I was living a life of relative privilege and peace in Hong Kong in May, 2010, when I received shocking news from Darjeeling. A prominent local politician was hacked to death by thugs from the dominant Gorkha Janmukti Morcha (GJM) party at one of the town’s busiest crossroads. The killers butchered him using khukris, the traditional short, curved swords that are as famous and feared around the world as the Gurkha soldiers who wield them. Tourists, passers-by and even police watched, frozen in horror, or fled the scene.

The murdered man’s name was Madan Tamang. He was a gentleman and family friend.

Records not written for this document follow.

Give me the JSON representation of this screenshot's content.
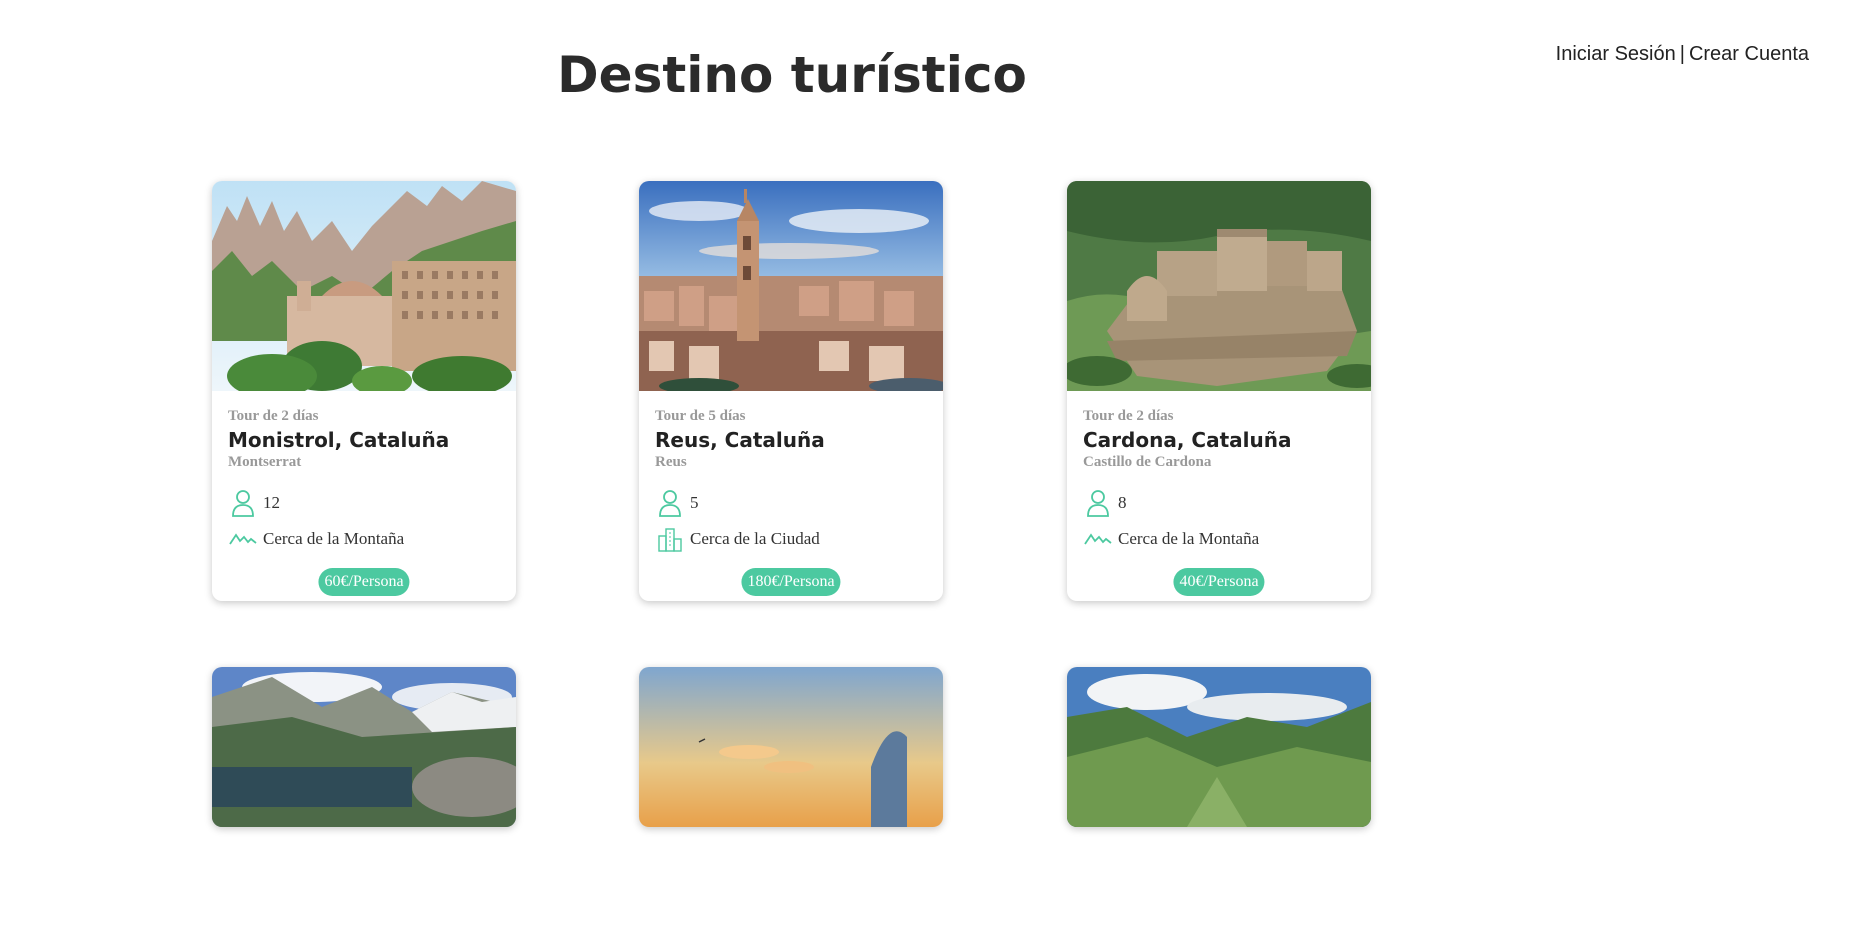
{
  "header": {
    "title": "Destino turístico",
    "login_label": "Iniciar Sesión",
    "separator": "|",
    "register_label": "Crear Cuenta"
  },
  "accent_color": "#4cc9a0",
  "cards": [
    {
      "duration": "Tour de 2 días",
      "name": "Monistrol, Cataluña",
      "sub": "Montserrat",
      "people": "12",
      "place_type": "Cerca de la Montaña",
      "place_icon": "mountain-icon",
      "price": "60€/Persona"
    },
    {
      "duration": "Tour de 5 días",
      "name": "Reus, Cataluña",
      "sub": "Reus",
      "people": "5",
      "place_type": "Cerca de la Ciudad",
      "place_icon": "city-icon",
      "price": "180€/Persona"
    },
    {
      "duration": "Tour de 2 días",
      "name": "Cardona, Cataluña",
      "sub": "Castillo de Cardona",
      "people": "8",
      "place_type": "Cerca de la Montaña",
      "place_icon": "mountain-icon",
      "price": "40€/Persona"
    }
  ]
}
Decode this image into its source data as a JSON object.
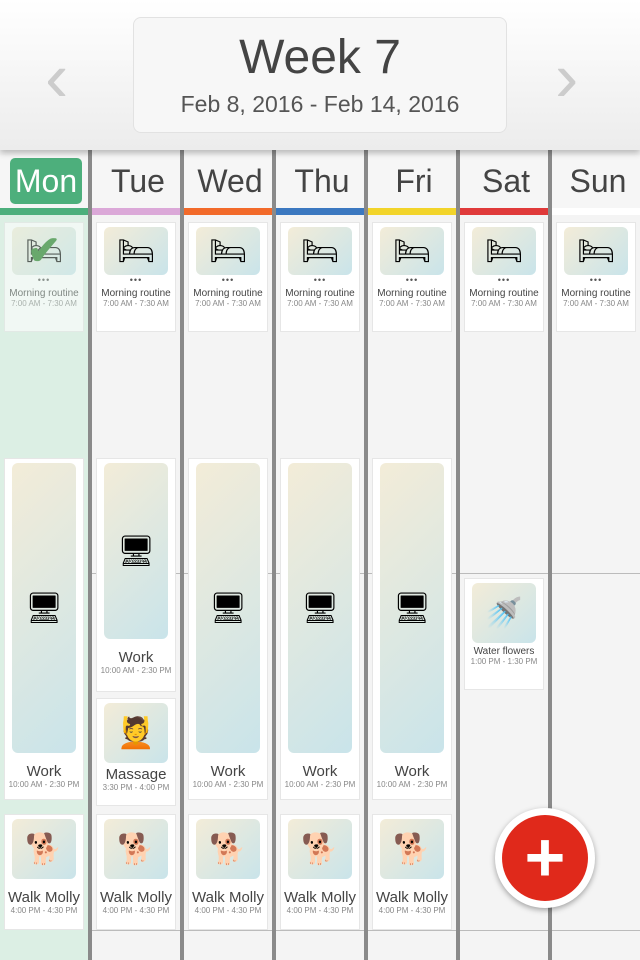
{
  "header": {
    "title": "Week 7",
    "date_range": "Feb 8, 2016 - Feb 14, 2016",
    "prev_icon": "chevron-left-icon",
    "next_icon": "chevron-right-icon"
  },
  "days": [
    {
      "label": "Mon",
      "color": "#4caf7c",
      "selected": true
    },
    {
      "label": "Tue",
      "color": "#dba8d8"
    },
    {
      "label": "Wed",
      "color": "#f26a2a"
    },
    {
      "label": "Thu",
      "color": "#3b78c0"
    },
    {
      "label": "Fri",
      "color": "#f2d42a"
    },
    {
      "label": "Sat",
      "color": "#e03a3a"
    },
    {
      "label": "Sun",
      "color": "#ffffff"
    }
  ],
  "events": {
    "morning": {
      "name": "Morning routine",
      "time": "7:00 AM - 7:30 AM",
      "dots": "•••"
    },
    "work": {
      "name": "Work",
      "time": "10:00 AM - 2:30 PM"
    },
    "massage": {
      "name": "Massage",
      "time": "3:30 PM - 4:00 PM"
    },
    "flowers": {
      "name": "Water flowers",
      "time": "1:00 PM - 1:30 PM"
    },
    "walk": {
      "name": "Walk Molly",
      "time": "4:00 PM - 4:30 PM"
    }
  },
  "completed_icon": "checkmark-icon",
  "fab": {
    "label": "+",
    "color": "#e0291b"
  }
}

He was also an intellectual and a fiery orator, with a fearless streak that ultimately cost him his life.

Tamang’s family and supporters say he was silenced permanently because he went too far with his dogged reminders of the GJM’s failure to deliver Gorkhaland. He warned that party leader Bimal Gurung had sold out on the demand for a full-fledged state and was settling for a semi-autonomous interim administration that he would himself head. Just weeks before Tamang was murdered, a March deadline that Gurung had publicly set to either deliver on his statehood promise or kill himself came and went with no Gorkhaland in sight.

A vigil for those killed in clashes with police during an indefinite strike called by the GJM in Darjeeling. Photo: AFP
A vigil for those killed in clashes with police during an indefinite strike called by the GJM in Darjeeling. Photo: AFP
The idea of a separate state for Nepali-speaking people within the borders of India surfaced nearly a century ago, but was brought to the forefront by Subhash Ghising, a former soldier and teacher, in the 1980s. He formed the Gorkha National Liberation Front (GNLF) and launched a violent insurgency that was branded as anti-national by the authorities and ruthlessly suppressed by security forces.

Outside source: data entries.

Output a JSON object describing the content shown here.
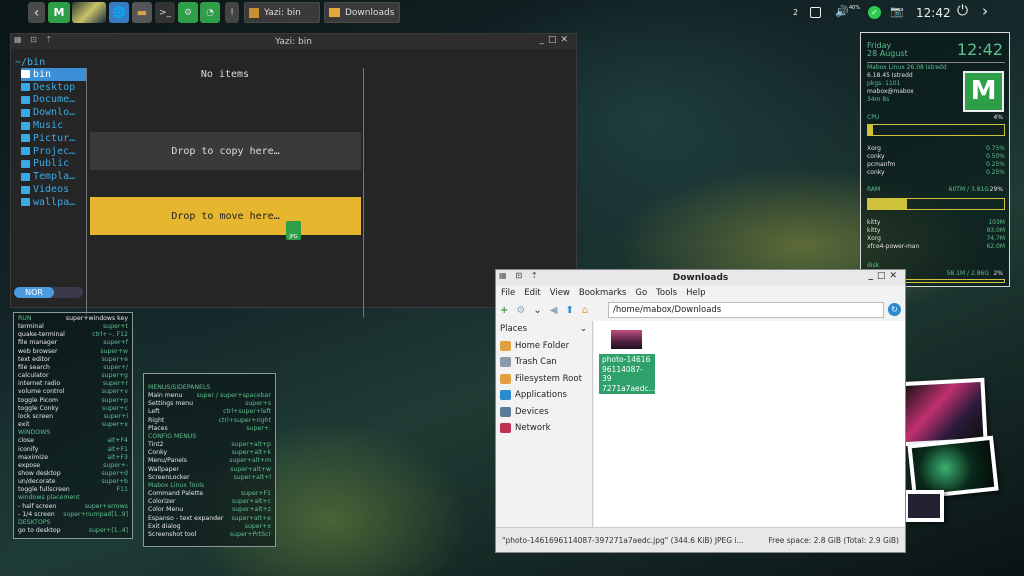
{
  "panel": {
    "tasks": [
      {
        "label": "Yazi: bin"
      },
      {
        "label": "Downloads"
      }
    ],
    "workspace": "2",
    "volume": "40%",
    "clock": "12:42"
  },
  "yazi": {
    "title": "Yazi: bin",
    "path": "~/bin",
    "items": [
      "bin",
      "Desktop",
      "Docume…",
      "Downlo…",
      "Music",
      "Pictur…",
      "Projec…",
      "Public",
      "Templa…",
      "Videos",
      "wallpa…"
    ],
    "empty": "No items",
    "drop_copy": "Drop to copy here…",
    "drop_move": "Drop to move here…",
    "file_tag": "JPG",
    "mode": "NOR"
  },
  "kb1": [
    {
      "k": "RUN",
      "v": "super+windows key",
      "h": true
    },
    {
      "k": "terminal",
      "v": "super+t"
    },
    {
      "k": "quake-terminal",
      "v": "ctrl+~, F12"
    },
    {
      "k": "file manager",
      "v": "super+f"
    },
    {
      "k": "web browser",
      "v": "super+w"
    },
    {
      "k": "text editor",
      "v": "super+e"
    },
    {
      "k": "file search",
      "v": "super+/"
    },
    {
      "k": "calculator",
      "v": "super+g"
    },
    {
      "k": "internet radio",
      "v": "super+r"
    },
    {
      "k": "volume control",
      "v": "super+v"
    },
    {
      "k": "toggle Picom",
      "v": "super+p"
    },
    {
      "k": "toggle Conky",
      "v": "super+c"
    },
    {
      "k": "lock screen",
      "v": "super+l"
    },
    {
      "k": "exit",
      "v": "super+x"
    },
    {
      "k": "WINDOWS",
      "v": "",
      "h": true
    },
    {
      "k": "close",
      "v": "alt+F4"
    },
    {
      "k": "iconify",
      "v": "alt+F1"
    },
    {
      "k": "maximize",
      "v": "alt+F3"
    },
    {
      "k": "expose",
      "v": "super+-"
    },
    {
      "k": "show desktop",
      "v": "super+d"
    },
    {
      "k": "un/decorate",
      "v": "super+b"
    },
    {
      "k": "toggle fullscreen",
      "v": "F11"
    },
    {
      "k": "windows placement",
      "v": "",
      "h": true
    },
    {
      "k": "- half screen",
      "v": "super+arrows"
    },
    {
      "k": "- 1/4 screen",
      "v": "super+numpad[1..9]"
    },
    {
      "k": "DESKTOPS",
      "v": "",
      "h": true
    },
    {
      "k": "go to desktop",
      "v": "super+[1..4]"
    }
  ],
  "kb2": [
    {
      "k": "MENUS/SIDEPANELS",
      "v": "",
      "h": true
    },
    {
      "k": "Main menu",
      "v": "super / super+spacebar"
    },
    {
      "k": "Settings menu",
      "v": "super+s"
    },
    {
      "k": "Left",
      "v": "ctrl+super+left"
    },
    {
      "k": "Right",
      "v": "ctrl+super+right"
    },
    {
      "k": "Places",
      "v": "super+."
    },
    {
      "k": "CONFIG MENUS",
      "v": "",
      "h": true
    },
    {
      "k": "Tint2",
      "v": "super+alt+p"
    },
    {
      "k": "Conky",
      "v": "super+alt+k"
    },
    {
      "k": "Menu/Panels",
      "v": "super+alt+m"
    },
    {
      "k": "Wallpaper",
      "v": "super+alt+w"
    },
    {
      "k": "ScreenLocker",
      "v": "super+alt+l"
    },
    {
      "k": "Mabox Linux Tools",
      "v": "",
      "h": true
    },
    {
      "k": "Command Palette",
      "v": "super+F1"
    },
    {
      "k": "Colorizer",
      "v": "super+alt+c"
    },
    {
      "k": "Color Menu",
      "v": "super+alt+z"
    },
    {
      "k": "Espanso - text expander",
      "v": "super+alt+e"
    },
    {
      "k": "Exit dialog",
      "v": "super+x"
    },
    {
      "k": "Screenshot tool",
      "v": "super+PrtScr"
    }
  ],
  "conky": {
    "day": "Friday",
    "date": "28 August",
    "time": "12:42",
    "os": "Mabox Linux 26.08 Istredd",
    "kernel": "6.18.45 Istredd",
    "pkgs": "pkgs: 1101",
    "user": "mabox@mabox",
    "uptime": "34m 8s",
    "cpu_label": "CPU",
    "cpu_pct": "4%",
    "cpu_procs": [
      {
        "n": "Xorg",
        "v": "0.75%"
      },
      {
        "n": "conky",
        "v": "0.50%"
      },
      {
        "n": "pcmanfm",
        "v": "0.25%"
      },
      {
        "n": "conky",
        "v": "0.25%"
      }
    ],
    "ram_label": "RAM",
    "ram_used": "60TM / 3.81G",
    "ram_pct": "29%",
    "ram_fill": 0.29,
    "cpu_fill": 0.04,
    "ram_procs": [
      {
        "n": "kitty",
        "v": "103M"
      },
      {
        "n": "kitty",
        "v": "93.0M"
      },
      {
        "n": "Xorg",
        "v": "74.7M"
      },
      {
        "n": "xfce4-power-man",
        "v": "62.0M"
      }
    ],
    "disk_label": "disk",
    "disk_used": "58.1M / 2.86G",
    "disk_pct": "2%"
  },
  "thunar": {
    "title": "Downloads",
    "menu": [
      "File",
      "Edit",
      "View",
      "Bookmarks",
      "Go",
      "Tools",
      "Help"
    ],
    "path": "/home/mabox/Downloads",
    "places_label": "Places",
    "places": [
      "Home Folder",
      "Trash Can",
      "Filesystem Root",
      "Applications",
      "Devices",
      "Network"
    ],
    "file_name": "photo-1461696114087-397271a7aedc...",
    "file_l1": "photo-14616",
    "file_l2": "96114087-39",
    "file_l3": "7271a7aedc...",
    "status_left": "\"photo-1461696114087-397271a7aedc.jpg\" (344.6 KiB) JPEG i...",
    "status_right": "Free space: 2.8 GiB (Total: 2.9 GiB)"
  },
  "colors": {
    "accent": "#5fbf8e",
    "yazi_blue": "#3aaae6",
    "drop_yellow": "#e6b62e",
    "conky_bar": "#d0c23a"
  }
}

The bloody struggle for statehood between 1986 and 1988 set the hills on fire and claimed 1,200 lives. I was in school in Darjeeling at the time. It was quite common for us, on the way to school, to discuss a corpse someone had just seen dumped by the roadside, or a head mounted on a spear. “I’ll reduce your height by six inches,” was a regular threat, whether in grim jest or dead seriousness, referring to the decapitation of “enemies” that went on in all that violence around us.

The insurgency ended in 1988, when Ghising forged a deal with the state government in Calcutta and the central government in Delhi for the formation of the Darjeeling Hill Council, a semi-autonomous body he would head until 2008.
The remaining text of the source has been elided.